On 26 November 2019 VW appointed receivers and managers to all assets of Atlas and PJM. The VA’s became liquidators of both companies at the second meeting.

On 11 December 2019, Nissan appointed receivers and managers to PJM assets.

By July 2020, all the receivers and managers had collected and sold all the financed vehicles, some by co-operation. A fund of $5.2m, being for Volkswagen vehicle sale proceeds from the receivers’ sales remained.

Salvage Principle

To win this case, the VA had to prove that their claimed expenses and remuneration of $2.5m were secured by an equitable lien or charge, which attached to some defined PJM or Atlas assets. In this case they looked to the above car sale proceeds fund as that “asset”.

This type of lien is called the salvage or Universal Distributing lien (named after a 1933 High Court decision). This principle was affirmed in the Atco Controls High Court case in 2014.
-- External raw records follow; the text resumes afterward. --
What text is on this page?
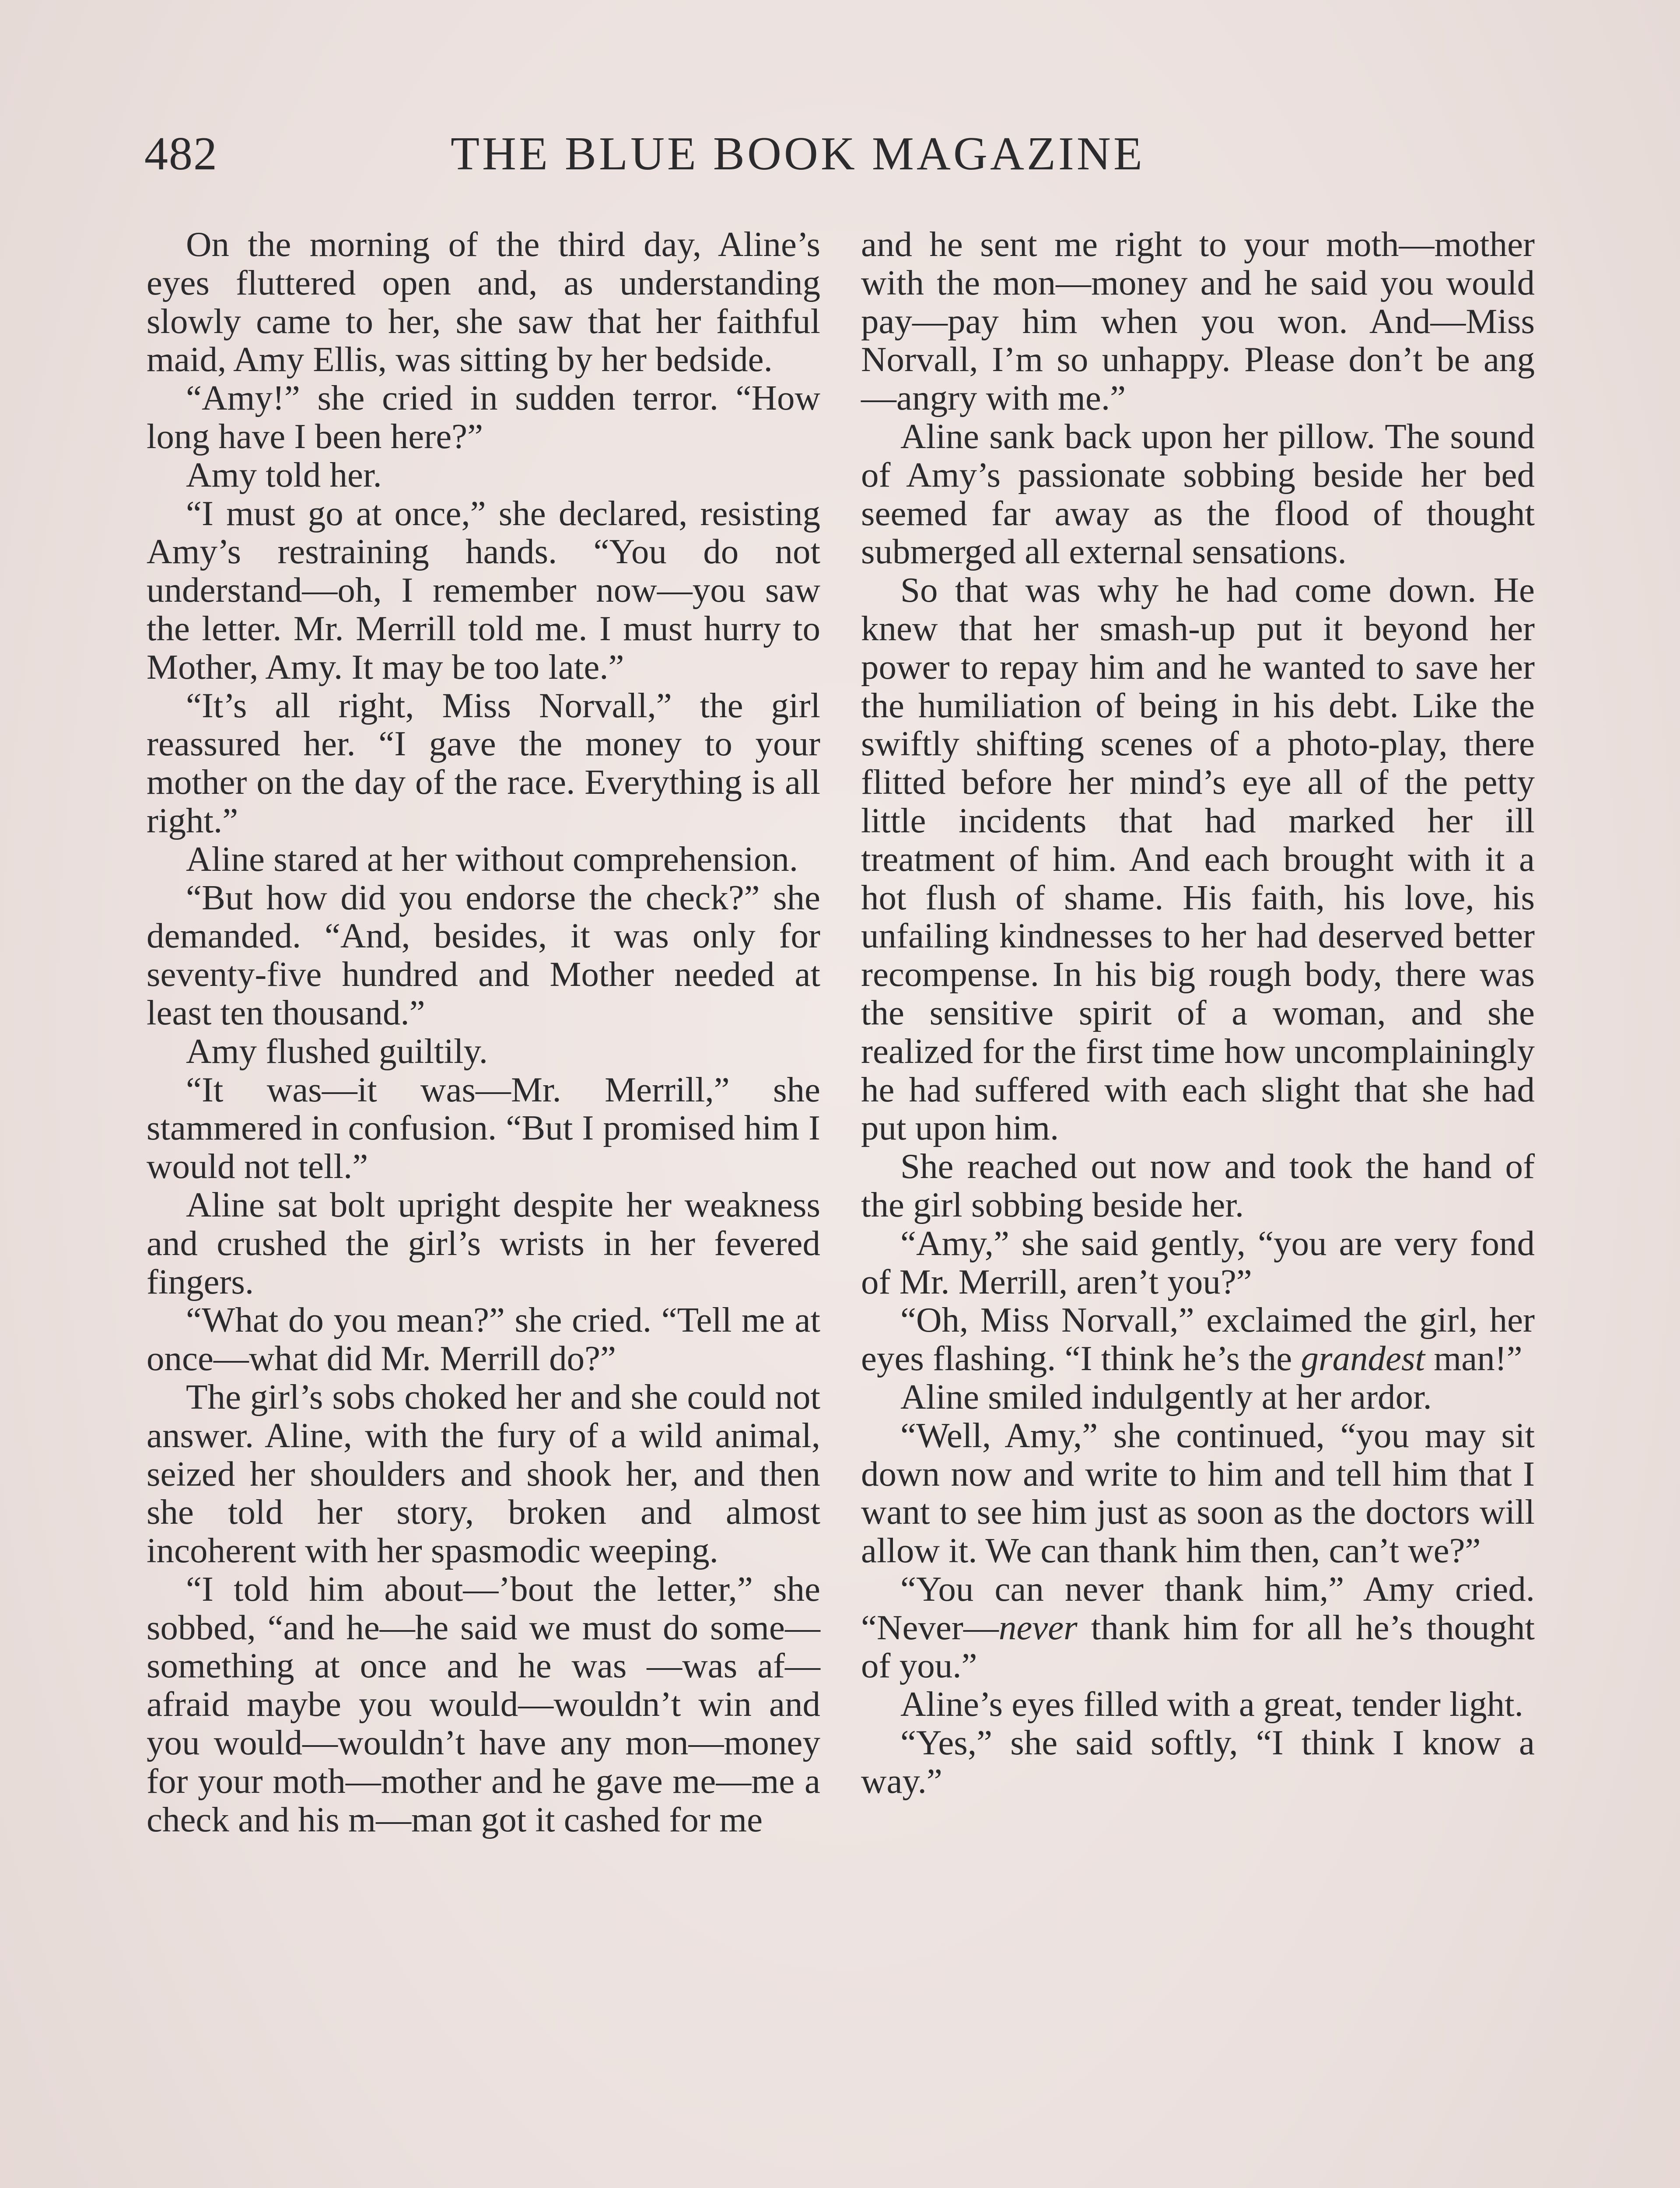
482	THE BLUE BOOK MAGAZINE

On the morning of the third day, Aline’s eyes fluttered open and, as understanding slowly came to her, she saw that her faithful maid, Amy Ellis, was sitting by her bedside.

“Amy!” she cried in sudden terror. “How long have I been here?”

Amy told her.

“I must go at once,” she declared, resisting Amy’s restraining hands. “You do not understand—oh, I remember now—you saw the letter. Mr. Merrill told me. I must hurry to Mother, Amy. It may be too late.”

“It’s all right, Miss Norvall,” the girl reassured her. “I gave the money to your mother on the day of the race. Everything is all right.”

Aline stared at her without comprehension.

“But how did you endorse the check?” she demanded. “And, besides, it was only for seventy-five hundred and Mother needed at least ten thousand.”

Amy flushed guiltily.

“It was—it was—Mr. Merrill,” she stammered in confusion. “But I promised him I would not tell.”

Aline sat bolt upright despite her weakness and crushed the girl’s wrists in her fevered fingers.

“What do you mean?” she cried. “Tell me at once—what did Mr. Merrill do?”

The girl’s sobs choked her and she could not answer. Aline, with the fury of a wild animal, seized her shoulders and shook her, and then she told her story, broken and almost incoherent with her spasmodic weeping.

“I told him about—’bout the letter,” she sobbed, “and he—he said we must do some—something at once and he was —was af—afraid maybe you would—wouldn’t win and you would—wouldn’t have any mon—money for your moth—mother and he gave me—me a check and his m—man got it cashed for me

and he sent me right to your moth—mother with the mon—money and he said you would pay—pay him when you won. And—Miss Norvall, I’m so unhappy. Please don’t be ang—angry with me.”

Aline sank back upon her pillow. The sound of Amy’s passionate sobbing beside her bed seemed far away as the flood of thought submerged all external sensations.

So that was why he had come down. He knew that her smash-up put it beyond her power to repay him and he wanted to save her the humiliation of being in his debt. Like the swiftly shifting scenes of a photo-play, there flitted before her mind’s eye all of the petty little incidents that had marked her ill treatment of him. And each brought with it a hot flush of shame. His faith, his love, his unfailing kindnesses to her had deserved better recompense. In his big rough body, there was the sensitive spirit of a woman, and she realized for the first time how uncomplainingly he had suffered with each slight that she had put upon him.

She reached out now and took the hand of the girl sobbing beside her.

“Amy,” she said gently, “you are very fond of Mr. Merrill, aren’t you?”

“Oh, Miss Norvall,” exclaimed the girl, her eyes flashing. “I think he’s the grandest man!”

Aline smiled indulgently at her ardor.

“Well, Amy,” she continued, “you may sit down now and write to him and tell him that I want to see him just as soon as the doctors will allow it. We can thank him then, can’t we?”

“You can never thank him,” Amy cried. “Never—never thank him for all he’s thought of you.”

Aline’s eyes filled with a great, tender light.

“Yes,” she said softly, “I think I know a way.”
The equitable lien principles are:

  • Even though secured by a security, a secured creditor cannot have the benefit of a fund created by a liquidator’s or administrator’s efforts without their reasonable expenses and remuneration in creating that fund being met.
  • Equity would treat the secured creditor as acting unconscientiously in taking the benefit of such work, without meeting the expenses.
  • If a lien is found to exist, equity charges that fund in priority to the secured creditor’s charge, even if it is PPSA registered.
  • If there is no fund created or realised by the liquidator or administrator, then the lien may still operate. In that case it must be proved that the liquidator or administrator was a custodian of the asset at some point and incurred their remuneration and expenses exclusively in caring for, preserving and/or realising that asset for the benefit of creditors including the secured creditor: Primary Securities Limited v Willmott Forests Limited
  • An asset must exist to which the charge can ultimately be fixed however:

Application to the facts

Some salient factors in this case which harmed the VA/ liquidators lien claim were:

Prima facie, trading losses are the VA’s own liability.

The VA were aware of the trade on risks. They kept trading knowing the likely sums involved.

No valuation of Atlas’s business was in evidence.

Spanoan’s failure to meet its funding commitment was not explained. The second trade on funding arrangement with Murphy’s company also failed.

The Court did not find the trade on to be a reasonable step which gave them any equitable lien protection in the circumstances.

The use of the vehicles in trading on exposed them to wear and tear, not their care and preservation.

The secured creditors did not fund the trade on risk or agree to it. They took a wait and see approach.

The trade on did not create any value for the secured creditors.

Any purchase in the winding up would not even create a return to any creditors.

The evidence did not allow any finding as to whether any particular amount should be secured against any particular secured creditor, for work done exclusively for its benefit. Many items in the VA claim were found to be general administration costs. The VA/ liquidators had the burden of proof in this regard.

The only fund left was the Volkswagen sale proceeds. There was no nexus between that fund (derived by Receivers’ acts)  and the VA/ liquidators’ actions. The VA actions were directed to business goodwill preservation, not the vehicles’ preservation.


The trade-on caused large losses, yet the various trade on indemnities were ultimately worthless. The perceived trade-on funding or indemnities may have encouraged the VA to keep trading to seek a sale outcome. The reasons why the various funding and indemnity  arrangements failed is not known. Securing a recoverable indemnity is how the VA should have protected themselves before trading on, as otherwise they bore a huge trade-on risk.

The level of the expenses and remuneration incurred were high, compared to the business goodwill and the eventual purchase offer.

There were also many secured creditors, with their own appointees over different car assets, all being cars leased or financed in the parent entity.

No secured assets were really aided in some way by the VA actions.